"Will you give the man up."
"I won't see him, if that will please you."
"No. It doesn't please me. You must give him up, and engage yourself to Mr. Walker or to Mr. Burgh."
"I cannot--I cannot--" said poor Olivia.
Miss Wharf stamped her foot and bit her lip. "You are as obstinate as your mother was before you," she said savagely. "I shall give you one month to make up your mind, and that is very generous of me. If you surrender Rupert and choose one of the other two, I will not foreclose the mortgage and will leave you five hundred a year."
"When can you foreclose?" asked Olivia anxiously.
"By the end of the year. So it rests with you, if Rupert Ainsleigh leaves his home in six months or keeps it. Now you can go."

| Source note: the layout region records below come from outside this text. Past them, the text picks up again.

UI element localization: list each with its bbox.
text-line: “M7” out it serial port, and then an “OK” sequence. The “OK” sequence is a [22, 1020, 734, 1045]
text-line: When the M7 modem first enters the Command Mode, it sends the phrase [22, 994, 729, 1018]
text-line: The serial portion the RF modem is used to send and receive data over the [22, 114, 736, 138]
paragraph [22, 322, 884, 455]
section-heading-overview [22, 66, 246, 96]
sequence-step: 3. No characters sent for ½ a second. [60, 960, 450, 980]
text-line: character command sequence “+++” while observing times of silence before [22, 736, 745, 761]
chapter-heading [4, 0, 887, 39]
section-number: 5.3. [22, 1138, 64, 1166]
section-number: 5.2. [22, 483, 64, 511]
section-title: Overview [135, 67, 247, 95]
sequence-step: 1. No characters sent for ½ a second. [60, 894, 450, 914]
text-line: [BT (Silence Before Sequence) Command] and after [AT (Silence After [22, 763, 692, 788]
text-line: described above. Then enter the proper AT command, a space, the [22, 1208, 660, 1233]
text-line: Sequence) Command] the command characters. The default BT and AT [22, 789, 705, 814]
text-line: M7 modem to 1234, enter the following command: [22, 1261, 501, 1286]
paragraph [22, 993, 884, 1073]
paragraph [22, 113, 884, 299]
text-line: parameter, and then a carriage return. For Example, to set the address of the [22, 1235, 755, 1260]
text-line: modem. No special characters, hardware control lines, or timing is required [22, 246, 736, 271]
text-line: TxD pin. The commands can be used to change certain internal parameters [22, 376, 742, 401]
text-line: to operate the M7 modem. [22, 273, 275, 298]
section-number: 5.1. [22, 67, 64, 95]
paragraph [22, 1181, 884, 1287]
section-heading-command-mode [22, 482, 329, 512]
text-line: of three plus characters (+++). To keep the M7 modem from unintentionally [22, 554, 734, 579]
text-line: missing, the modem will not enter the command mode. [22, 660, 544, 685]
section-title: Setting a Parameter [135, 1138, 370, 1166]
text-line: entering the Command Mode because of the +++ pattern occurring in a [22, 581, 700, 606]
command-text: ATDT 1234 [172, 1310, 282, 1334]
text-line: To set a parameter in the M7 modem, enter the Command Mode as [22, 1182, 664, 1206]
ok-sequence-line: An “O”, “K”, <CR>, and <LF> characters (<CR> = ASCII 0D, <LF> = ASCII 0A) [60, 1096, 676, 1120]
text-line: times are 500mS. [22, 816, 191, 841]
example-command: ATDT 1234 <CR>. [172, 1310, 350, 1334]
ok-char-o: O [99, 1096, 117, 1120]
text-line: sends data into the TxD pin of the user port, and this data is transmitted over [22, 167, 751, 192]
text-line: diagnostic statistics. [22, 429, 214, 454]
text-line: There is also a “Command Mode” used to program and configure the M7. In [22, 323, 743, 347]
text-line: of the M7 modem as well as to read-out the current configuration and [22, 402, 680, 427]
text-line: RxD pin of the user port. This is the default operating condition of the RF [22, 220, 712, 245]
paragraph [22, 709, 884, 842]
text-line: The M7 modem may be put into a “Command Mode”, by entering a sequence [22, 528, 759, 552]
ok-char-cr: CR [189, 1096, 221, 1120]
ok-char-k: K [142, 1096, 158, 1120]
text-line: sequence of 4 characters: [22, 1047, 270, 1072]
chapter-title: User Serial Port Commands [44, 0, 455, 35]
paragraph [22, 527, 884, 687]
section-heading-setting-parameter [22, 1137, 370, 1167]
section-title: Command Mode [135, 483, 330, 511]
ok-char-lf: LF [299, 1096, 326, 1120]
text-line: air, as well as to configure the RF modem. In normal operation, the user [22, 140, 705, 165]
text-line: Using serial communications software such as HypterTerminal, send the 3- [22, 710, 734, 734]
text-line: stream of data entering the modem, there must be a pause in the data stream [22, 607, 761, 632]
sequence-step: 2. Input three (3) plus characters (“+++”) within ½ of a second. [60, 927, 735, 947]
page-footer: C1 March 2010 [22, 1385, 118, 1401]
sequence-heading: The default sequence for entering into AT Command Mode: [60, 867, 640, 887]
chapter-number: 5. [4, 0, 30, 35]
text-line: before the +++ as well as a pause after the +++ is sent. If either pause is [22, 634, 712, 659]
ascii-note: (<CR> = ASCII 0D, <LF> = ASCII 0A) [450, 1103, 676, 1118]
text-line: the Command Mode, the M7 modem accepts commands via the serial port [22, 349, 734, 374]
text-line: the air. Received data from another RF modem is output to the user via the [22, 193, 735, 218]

Olivia Rayner was not a girl who would stand dictation. But for some reason or another she meekly bowed her head and went out, leaving Miss Wharf to calm down over her needle-work.
The girl went to her own room, and lay down to think over the situation. What she thought or what plan she conceived, it is difficult to say; but she came down to dinner quite composed. Her aunt looked at her sharply, and Miss Pewsey with suspicion, but neither of them made any remark bearing on the storm. On the contrary Miss Wharf chatted about the ball and talked of her dress and even advised Olivia about her costume. "You will look very well in white," said Miss Wharf.
"But not so lovely as my Sophia in pale blue," said Miss Pewsey with her usual emphasis. "I know you will be the belle of the ball darling Sophia."